Leverage Government Support Programs
Several government initiatives have been launched specifically to help businesses affected by the tariff situation:
- The Trade Impact Program through Export Development Canada, providing $5 billion to help exporters reach new markets
- $500 million in favorably priced loans through the Business Development Bank of Canada for businesses directly impacted by tariffs
- The Canada Small Business Financing Program to help obtain loans from financial institutions
- A remission process for exceptional relief from counter-tariffs
Operational Strategies
Consider Partial US Operations
Some Canadian businesses are establishing assembly or partial manufacturing operations in the US to avoid tariffs. While this requires investment, it can be more economical than absorbing the 25% tariff costs in the long run.
Move Up the Value Chain
Rather than exporting raw materials or basic products, focus on producing higher-value finished goods. The transportation costs can be more easily absorbed within the profit margins of these premium products.

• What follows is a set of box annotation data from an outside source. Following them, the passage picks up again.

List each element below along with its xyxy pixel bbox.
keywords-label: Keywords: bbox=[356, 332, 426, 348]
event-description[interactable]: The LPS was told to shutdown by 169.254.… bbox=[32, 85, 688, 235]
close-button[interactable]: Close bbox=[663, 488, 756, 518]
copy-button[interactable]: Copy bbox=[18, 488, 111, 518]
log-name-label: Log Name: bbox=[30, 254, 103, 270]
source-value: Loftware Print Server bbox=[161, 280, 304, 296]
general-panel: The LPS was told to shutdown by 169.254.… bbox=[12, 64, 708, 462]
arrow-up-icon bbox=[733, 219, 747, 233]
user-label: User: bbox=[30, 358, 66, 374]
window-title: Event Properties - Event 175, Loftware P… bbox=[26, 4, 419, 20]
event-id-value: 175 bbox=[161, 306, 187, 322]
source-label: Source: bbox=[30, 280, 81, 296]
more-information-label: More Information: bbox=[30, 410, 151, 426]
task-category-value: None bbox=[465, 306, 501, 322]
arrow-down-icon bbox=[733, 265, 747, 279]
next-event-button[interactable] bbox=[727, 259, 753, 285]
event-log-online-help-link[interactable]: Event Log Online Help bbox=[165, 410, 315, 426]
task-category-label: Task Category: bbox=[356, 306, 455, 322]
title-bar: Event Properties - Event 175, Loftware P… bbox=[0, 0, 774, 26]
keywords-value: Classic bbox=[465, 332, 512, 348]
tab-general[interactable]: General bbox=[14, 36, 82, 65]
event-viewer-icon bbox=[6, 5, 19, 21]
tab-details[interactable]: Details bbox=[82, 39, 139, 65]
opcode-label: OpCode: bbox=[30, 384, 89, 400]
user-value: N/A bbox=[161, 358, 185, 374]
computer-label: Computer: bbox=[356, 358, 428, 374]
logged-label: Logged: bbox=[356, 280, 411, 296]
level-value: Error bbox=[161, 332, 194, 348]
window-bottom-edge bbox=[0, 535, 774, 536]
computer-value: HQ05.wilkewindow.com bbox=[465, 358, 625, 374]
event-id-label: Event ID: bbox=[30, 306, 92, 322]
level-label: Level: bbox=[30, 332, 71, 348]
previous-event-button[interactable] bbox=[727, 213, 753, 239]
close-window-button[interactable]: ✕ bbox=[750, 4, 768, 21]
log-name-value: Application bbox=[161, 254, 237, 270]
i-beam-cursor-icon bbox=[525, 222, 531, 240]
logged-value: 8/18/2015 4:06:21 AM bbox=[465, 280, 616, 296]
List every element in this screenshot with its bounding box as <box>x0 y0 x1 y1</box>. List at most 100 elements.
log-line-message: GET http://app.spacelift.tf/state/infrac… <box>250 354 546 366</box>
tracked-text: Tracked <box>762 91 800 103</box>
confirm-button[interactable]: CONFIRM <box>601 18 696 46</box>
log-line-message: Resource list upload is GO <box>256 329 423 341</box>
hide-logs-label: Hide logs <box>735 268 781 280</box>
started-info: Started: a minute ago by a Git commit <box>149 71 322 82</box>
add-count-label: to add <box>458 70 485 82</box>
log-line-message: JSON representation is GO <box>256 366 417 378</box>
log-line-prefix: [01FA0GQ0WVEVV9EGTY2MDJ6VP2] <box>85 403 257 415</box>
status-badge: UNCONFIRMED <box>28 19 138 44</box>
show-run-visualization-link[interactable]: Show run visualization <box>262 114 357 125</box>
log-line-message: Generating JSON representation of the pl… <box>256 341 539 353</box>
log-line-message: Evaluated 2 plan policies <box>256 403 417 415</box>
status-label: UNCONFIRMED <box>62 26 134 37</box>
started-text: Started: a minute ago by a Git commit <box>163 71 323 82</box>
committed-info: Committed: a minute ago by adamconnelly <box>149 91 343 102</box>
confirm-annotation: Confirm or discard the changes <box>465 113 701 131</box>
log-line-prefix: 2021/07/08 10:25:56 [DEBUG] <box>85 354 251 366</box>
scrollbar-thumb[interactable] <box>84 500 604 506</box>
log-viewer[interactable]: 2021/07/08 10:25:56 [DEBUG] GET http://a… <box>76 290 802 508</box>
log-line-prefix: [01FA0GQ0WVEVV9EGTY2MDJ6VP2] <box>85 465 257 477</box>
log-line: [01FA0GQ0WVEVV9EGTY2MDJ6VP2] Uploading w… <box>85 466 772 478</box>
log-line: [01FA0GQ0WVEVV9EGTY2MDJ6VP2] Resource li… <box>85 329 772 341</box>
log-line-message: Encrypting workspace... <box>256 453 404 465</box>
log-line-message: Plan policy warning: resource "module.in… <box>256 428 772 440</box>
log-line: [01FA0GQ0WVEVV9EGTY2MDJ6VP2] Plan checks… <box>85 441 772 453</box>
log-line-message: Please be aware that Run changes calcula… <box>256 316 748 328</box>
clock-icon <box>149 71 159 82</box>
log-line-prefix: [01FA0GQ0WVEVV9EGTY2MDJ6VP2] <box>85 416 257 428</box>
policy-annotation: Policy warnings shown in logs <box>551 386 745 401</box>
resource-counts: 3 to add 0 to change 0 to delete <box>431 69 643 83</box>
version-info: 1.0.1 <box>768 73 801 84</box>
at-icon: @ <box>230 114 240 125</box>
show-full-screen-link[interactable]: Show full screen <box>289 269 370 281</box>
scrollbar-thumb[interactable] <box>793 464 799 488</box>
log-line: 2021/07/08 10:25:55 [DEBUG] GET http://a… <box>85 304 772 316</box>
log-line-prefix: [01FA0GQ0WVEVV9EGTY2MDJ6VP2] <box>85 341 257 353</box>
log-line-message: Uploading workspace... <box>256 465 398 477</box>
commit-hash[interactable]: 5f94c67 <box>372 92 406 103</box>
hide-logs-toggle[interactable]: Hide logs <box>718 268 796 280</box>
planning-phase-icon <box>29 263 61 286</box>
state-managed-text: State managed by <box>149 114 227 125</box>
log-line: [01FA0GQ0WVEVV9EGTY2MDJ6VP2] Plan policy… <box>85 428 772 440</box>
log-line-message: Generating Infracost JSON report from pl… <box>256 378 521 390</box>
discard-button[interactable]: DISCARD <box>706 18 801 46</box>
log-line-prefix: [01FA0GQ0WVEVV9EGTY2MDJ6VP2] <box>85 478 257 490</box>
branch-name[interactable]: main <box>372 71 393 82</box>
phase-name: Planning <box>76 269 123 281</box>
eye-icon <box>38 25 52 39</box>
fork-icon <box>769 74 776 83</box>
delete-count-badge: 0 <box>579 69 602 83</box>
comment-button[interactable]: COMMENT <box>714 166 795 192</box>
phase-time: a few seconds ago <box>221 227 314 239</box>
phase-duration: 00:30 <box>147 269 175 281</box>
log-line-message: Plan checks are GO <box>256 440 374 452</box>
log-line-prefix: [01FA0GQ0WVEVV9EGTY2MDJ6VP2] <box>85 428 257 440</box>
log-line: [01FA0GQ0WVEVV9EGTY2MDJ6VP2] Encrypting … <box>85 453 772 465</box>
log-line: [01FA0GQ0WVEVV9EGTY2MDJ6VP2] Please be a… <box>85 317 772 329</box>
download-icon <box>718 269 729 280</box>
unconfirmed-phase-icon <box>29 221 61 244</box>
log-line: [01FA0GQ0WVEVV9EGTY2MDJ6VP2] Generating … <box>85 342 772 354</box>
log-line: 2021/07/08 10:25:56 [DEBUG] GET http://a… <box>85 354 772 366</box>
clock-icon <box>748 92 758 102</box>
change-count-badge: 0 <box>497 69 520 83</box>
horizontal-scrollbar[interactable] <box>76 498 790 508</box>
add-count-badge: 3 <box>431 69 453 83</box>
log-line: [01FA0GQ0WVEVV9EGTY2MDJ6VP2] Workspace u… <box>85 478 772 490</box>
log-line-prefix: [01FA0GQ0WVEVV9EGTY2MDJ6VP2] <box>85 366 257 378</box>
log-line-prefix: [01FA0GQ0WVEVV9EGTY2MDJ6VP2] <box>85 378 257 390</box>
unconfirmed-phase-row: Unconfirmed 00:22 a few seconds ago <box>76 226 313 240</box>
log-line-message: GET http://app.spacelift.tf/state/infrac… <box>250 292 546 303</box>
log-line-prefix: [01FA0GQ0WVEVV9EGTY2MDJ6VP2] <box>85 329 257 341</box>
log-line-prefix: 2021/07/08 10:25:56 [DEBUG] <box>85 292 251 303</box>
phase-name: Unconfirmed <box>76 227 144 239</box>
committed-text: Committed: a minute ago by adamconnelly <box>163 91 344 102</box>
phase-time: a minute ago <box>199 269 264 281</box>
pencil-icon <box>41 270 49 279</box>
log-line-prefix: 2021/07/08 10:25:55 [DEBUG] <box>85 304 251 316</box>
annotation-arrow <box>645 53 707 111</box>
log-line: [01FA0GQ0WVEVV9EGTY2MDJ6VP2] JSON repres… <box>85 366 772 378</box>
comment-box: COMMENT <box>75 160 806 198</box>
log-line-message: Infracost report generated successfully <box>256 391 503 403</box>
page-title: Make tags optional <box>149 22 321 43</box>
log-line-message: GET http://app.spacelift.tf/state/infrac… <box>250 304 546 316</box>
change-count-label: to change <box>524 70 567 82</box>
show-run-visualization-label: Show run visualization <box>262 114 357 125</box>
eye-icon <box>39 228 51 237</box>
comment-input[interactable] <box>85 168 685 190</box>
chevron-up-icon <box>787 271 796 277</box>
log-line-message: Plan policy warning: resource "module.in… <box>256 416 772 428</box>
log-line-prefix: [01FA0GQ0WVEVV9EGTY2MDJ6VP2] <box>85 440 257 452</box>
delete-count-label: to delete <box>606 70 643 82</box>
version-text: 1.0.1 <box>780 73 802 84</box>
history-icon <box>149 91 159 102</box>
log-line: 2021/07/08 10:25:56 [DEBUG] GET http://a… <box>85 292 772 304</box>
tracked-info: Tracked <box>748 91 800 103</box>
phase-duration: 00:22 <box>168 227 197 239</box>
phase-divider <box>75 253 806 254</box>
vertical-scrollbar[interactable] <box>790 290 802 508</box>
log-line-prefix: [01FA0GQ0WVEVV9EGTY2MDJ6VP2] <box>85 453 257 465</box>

Implement Tariff Engineering
Work with tax and trade experts to potentially reclassify products to categories with lower or no tariffs.
Digital Transformation
Strengthen Your Online Presence
Investing in website optimization, SEO, and digital marketing can help reach new customers and diversify revenue streams beyond affected markets. According to BDC, this is particularly important as businesses need to find new customers to replace potentially lost US sales.
Explore E-commerce Automation
Implementing automation tools can help reduce operational costs to offset some of the increased expenses from tariffs. This might be the silver lining – forcing efficiency improvements that will benefit your business long after the tariff situation resolves.
Industry Collaboration
Join chambers of commerce or trade associations to access collective resources, share strategies with other affected businesses, and have a stronger voice in policy discussions. The Canadian Federation of Independent Business (CFIB) is actively advocating for expanded support for SMBs affected by the tariffs.
Economic Outlook for 2025-2026
Despite the tariff challenges, there are some positive indicators for the Canadian economy:
- Projected growth of around 1.8% in both 2025 and 2026, outpacing potential output growth
- E-commerce sector expected to continue strong growth, with revenue projected to exceed $74 billion CAD in 2025, up from $65.5 billion CAD in 2024
- Nearly 78% of Canadians projected to shop online by 2025, representing almost 30 million people embracing digital shopping
- Inflation expected to remain close to the Bank of Canada’s 2% target, with projections of 2.3% for 2025 and 2.1% for 2026
However, these projections don’t fully incorporate the potential impacts of wide-ranging US tariffs, which could significantly affect growth and inflation if expanded. The current tariff situation is creating uncertainty that may impact business investment and trade relationships.
Taking Action
While new tariffs could arrive on April 2, 2025, the situation is still uncertain, thus Canadian e-commerce SMEs should give flexibility and diversification first priority and use government support programs to help them through this difficult moment.
The comprehensive list of products from the United States subject to 25% tariffs effective March 13, 2025 should be carefully reviewed by all e-commerce businesses to understand specific impacts on your supply chain and product offerings.
For businesses looking to navigate these complex waters, the Business Development Bank of Canada has created a special support page with additional resources tailored to businesses affected by the current tariff situation.